Image Credit: Edgar Arceneaux, Until, Until, Until…, 2015. A Performa Commission. Performance views. Photo by Paula Court.
On the occasion of Edgar Arceneaux’s exhibition Library of Black Lies, the Henry Art Gallery is partnering with LANGSTON for a special screening and panel discussion at the Langston Hughes Performing Arts Institute. As a Gurvich visiting artist, Arceneaux will present the film of his play Until, Until, Until… (2015) which investigates the infamous 1981 performance of Broadway legend Ben Vereen, televised nationally as part of Ronald Regan’s inaugural celebration. Intended as an homage to vaudevillian Bert Williams—America’s first mainstream Black entertainer—the final five minutes of the performance were censored for the television audience, causing Vereen’s biting commentary on the history of segregation and racist stereotypes in performance to be lost on viewers at home. Until, Until, Until… is based on the footage that never aired that night. Originally commissioned by Performa New York, the work is a mise-en-scene of the inaugural party, foregrounding the past and illuminating the enduring presence and impact of history in the present. The piece questions the truth of past narratives, and creates an opportunity to reconsider our collective understanding of historic events.
Following the screening, Arceneaux will participate in a panel discussion moderated by Senior Curator Shamim Momin, with dancer/choreographer Jade Solomon Curtis, director Valerie Curtis-Newton and dancer/creator Randy Ford, to unpack some of the questions and considerations that emerge from the work. Stick around after the panel for an informal reception, including drink and light food, where audience members will have further opportunity to converse with the panelists and one another.This program is in conjunction with Edgar Arceneaux’s time as a Gurvich Contemporary Art Project visiting artist. During his visit, Arceneaux will engage in a range of programs that expand upon themes found within his installation Library of Black Lies and extend his practice into multiple venues across Seattle.
- Edgar Arceneaux (b. 1972, Los Angeles) is an artist working in the media of drawing, sculpture, and performance, whose works often explore connections between historical events and present-day truths. He played a seminal role in the creation of the Watts House Project, a redevelopment initiative to remodel a series of houses around the Watts Towers, serving as director from 1999 to 2012. His work has been featured at the Hammer Museum, Los Angeles; the Whitney Biennial, Whitney Museum of American Art, New York; and Performa 15, New York, among other venues. Arceneaux is also an Associate Professor of Art for Roski School of Art and Design at USC; he lives and works in Pasadena, California.
- Jade Solomon Curtis is a dance artist and choreographer interested in the body as an artifact of memory, space and time. Curtis integrates Black vernacular movements with contemporary dance, innovative technology, and Hip Hop cultural influences. Through the lens of a contemporary Black woman, her works ponder tradition and reinvention, social justice, social constructs as well as intuition and logic- often resulting in the subversion of an idea. She is the Founder & Creative Artistic Director of Solo Magic, a nonprofit arts initiative that collaborates with innovative artists to create socially relevant performances, “Activism is the Muse”.
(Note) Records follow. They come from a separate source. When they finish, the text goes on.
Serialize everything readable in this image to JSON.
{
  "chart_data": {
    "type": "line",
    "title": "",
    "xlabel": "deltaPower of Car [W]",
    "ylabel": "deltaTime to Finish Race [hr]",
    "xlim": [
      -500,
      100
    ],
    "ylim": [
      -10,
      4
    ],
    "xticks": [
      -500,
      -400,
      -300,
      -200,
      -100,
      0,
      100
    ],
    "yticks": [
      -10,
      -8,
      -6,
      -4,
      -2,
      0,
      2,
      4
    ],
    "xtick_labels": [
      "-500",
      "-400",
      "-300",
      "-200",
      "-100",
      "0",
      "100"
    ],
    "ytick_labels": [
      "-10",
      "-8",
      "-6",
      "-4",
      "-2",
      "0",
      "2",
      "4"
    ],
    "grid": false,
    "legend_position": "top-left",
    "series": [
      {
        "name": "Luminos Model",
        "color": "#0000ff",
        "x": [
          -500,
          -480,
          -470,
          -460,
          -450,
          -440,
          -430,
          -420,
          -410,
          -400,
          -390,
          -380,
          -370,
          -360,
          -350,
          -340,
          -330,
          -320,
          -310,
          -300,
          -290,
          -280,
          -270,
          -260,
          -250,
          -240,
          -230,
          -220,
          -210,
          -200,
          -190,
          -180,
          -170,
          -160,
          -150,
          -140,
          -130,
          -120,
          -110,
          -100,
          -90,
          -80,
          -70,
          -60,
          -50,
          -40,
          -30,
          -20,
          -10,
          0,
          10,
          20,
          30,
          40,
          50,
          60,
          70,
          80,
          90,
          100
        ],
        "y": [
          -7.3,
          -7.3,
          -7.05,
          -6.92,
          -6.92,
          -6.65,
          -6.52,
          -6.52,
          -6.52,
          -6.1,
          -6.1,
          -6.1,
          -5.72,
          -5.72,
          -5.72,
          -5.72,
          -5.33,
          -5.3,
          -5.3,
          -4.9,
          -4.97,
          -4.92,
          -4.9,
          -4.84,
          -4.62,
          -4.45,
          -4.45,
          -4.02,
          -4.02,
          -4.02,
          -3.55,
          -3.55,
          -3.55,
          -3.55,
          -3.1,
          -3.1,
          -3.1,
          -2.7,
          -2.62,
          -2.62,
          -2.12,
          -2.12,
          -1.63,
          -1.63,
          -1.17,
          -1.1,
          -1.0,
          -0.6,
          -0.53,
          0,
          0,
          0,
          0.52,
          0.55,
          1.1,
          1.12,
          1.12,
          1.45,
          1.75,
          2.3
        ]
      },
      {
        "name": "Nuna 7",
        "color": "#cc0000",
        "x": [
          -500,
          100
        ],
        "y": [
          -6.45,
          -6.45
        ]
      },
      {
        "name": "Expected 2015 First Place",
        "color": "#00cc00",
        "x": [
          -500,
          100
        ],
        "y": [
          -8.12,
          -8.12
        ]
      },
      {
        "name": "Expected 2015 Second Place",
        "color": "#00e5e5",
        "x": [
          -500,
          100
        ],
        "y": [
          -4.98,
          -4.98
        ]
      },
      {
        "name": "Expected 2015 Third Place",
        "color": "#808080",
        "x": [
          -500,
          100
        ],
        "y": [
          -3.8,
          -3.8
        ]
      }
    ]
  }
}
- Valerie Curtis-Newton is currently the Head of Directing at the University of Washington School of Drama, she also serves as the Founding Artistic Director for The Hansberry Project, a professional African American theatre lab. Valerie has worked with theatre’s across the country including: Seattle Repertory Theatre, The Guthrie Theatre, Alabama Shakespeare Festival, Seattle Children’s Theatre, The Mark Taper Forum, New York Theatre Workshop, Capitol Repertory Theatre among others. Awards include: Seattle Times Footlight Award (Best in Show 2016), Stranger Genius Awards in Performance and the Crosscut Courage Award for Culture (2014), Gypsy Rose Lee Award for Excellence in Direction (2012), Stage Directors and Choreographers Foundation’s (SDCF) Gielgud Directing Fellowship (2001).
- Randy Ford is a Seattle-born dancer, choreographer, actor, and activist. She grew up learning choreography in her living room from watching music videos as a child. After some time at the University of Washington, she became a member of Seattle’s Au Collective, a collective of artists committed to bringing womxn, queer people, and people of color to the forefront of everything it does. Identifying as a Black non-binary Transfemme, her work continues the conversation about and centering intersectionality. Randy has been featured in Dani Tirrell’s Black Bois, CD Forum’s Showing Out: Contemporary Black Choreographers (2016, 2018), Bumbershoot Festival, and Legendary Children at Seattle Art Museum, among other community events. She’s been recognized on City Arts Magazine’s 2018 Future List and received a SeattleDances 2016 DanceCrush Award.